Ordering in the roads sector is likely to pick up from FY20 onwards, after a lull in the current year. In a report on roads, JM Financial Services Ltd highlights how orders have typically picked up after elections. During 2009 and 2014 elections, ordering in roads picked up after the new government assumed office, irrespective of the ruling party.
This time around, there is greater optimism because about 26,000km of roads have been earmarked for ordering over the next two-three years, under the Bharatmala Pariyojana. Within this, the draft project report is ready for about 17,000km. In fact, soon after the plan was announced, road orders, mainly from National Highways Authority India (NHAI), had gained traction, touching 7,400km in FY18.

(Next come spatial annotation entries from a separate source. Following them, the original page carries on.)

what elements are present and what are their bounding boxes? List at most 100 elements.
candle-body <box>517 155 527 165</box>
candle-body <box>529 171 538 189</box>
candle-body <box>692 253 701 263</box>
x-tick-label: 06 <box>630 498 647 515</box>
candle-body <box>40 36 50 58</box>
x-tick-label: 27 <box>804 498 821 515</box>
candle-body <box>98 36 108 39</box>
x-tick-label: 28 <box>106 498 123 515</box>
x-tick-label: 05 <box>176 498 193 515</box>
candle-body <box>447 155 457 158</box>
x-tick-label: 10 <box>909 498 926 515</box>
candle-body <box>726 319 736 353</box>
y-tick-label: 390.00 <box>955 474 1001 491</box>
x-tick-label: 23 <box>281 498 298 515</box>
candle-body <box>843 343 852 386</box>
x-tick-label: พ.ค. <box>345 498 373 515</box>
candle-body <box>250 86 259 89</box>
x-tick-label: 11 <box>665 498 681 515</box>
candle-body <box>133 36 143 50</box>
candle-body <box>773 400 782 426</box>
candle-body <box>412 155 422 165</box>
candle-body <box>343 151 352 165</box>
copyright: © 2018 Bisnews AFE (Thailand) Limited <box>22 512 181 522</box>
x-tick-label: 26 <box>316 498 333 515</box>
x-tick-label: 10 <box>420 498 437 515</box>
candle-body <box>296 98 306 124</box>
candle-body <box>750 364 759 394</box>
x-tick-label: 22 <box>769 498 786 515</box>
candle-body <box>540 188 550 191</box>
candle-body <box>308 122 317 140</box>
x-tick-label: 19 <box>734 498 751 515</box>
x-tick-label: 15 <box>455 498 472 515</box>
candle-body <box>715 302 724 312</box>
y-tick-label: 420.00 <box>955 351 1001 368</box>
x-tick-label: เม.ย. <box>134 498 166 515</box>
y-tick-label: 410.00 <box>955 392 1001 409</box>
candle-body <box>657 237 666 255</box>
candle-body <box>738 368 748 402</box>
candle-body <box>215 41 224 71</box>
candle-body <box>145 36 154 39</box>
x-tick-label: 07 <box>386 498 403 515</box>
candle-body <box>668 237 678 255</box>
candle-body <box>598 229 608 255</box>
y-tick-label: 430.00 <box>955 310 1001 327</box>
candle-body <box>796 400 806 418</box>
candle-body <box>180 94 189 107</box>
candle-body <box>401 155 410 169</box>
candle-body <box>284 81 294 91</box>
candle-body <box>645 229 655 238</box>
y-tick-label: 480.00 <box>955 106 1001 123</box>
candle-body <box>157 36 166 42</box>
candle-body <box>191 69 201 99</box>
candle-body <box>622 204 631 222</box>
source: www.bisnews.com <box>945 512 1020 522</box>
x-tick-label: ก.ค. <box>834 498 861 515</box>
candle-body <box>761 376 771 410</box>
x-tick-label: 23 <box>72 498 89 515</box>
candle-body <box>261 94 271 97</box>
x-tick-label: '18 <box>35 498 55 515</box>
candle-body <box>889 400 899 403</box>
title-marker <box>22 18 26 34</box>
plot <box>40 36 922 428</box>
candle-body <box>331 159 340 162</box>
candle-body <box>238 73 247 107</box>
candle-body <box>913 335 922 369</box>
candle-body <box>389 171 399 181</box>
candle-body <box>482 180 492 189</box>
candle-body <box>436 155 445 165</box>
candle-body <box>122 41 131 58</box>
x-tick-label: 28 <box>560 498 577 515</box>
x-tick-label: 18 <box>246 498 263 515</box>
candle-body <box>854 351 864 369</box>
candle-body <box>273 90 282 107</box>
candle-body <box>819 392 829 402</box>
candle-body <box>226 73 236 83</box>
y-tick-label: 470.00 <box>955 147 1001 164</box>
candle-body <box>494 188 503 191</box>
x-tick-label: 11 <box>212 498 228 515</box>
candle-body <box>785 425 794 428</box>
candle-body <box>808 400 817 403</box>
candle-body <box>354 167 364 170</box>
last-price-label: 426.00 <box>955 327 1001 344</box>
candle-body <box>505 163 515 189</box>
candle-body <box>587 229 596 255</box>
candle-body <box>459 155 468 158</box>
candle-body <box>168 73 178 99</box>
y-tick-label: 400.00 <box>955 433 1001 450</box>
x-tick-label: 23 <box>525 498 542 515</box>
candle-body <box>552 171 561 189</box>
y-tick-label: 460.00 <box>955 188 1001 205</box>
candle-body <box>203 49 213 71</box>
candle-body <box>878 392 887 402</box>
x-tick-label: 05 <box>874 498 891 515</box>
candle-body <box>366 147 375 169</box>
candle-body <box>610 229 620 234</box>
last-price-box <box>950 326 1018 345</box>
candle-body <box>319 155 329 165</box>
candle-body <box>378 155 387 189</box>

However, the pace dropped in FY19. Analysts feel that total orders may fall short of the targeted 6,000km for the year. The target was anyway lower than that of the previous year. This is mainly due to delays in land acquisition and clearances on some awarded HAM (hybrid annuity model) road projects. In some cases, the stress in the banking sector made financial closures lengthy. Most of these issues have been ironed out.
For now, construction firms’ revenue is growing through execution, based on their existing order books. However, shares of these firms have cooled off due to weak order flows.
Hence, fresh orders post-elections will be the next trigger for investors. “With a healthy debt-equity of 0.8x (as of Sept’18), NHAI has ample cushion for 2-3 years of EPC/HAM ordering by leveraging its balance sheet, even if budgetary allocation to NHAI remains stagnant,” adds the JM Financial report.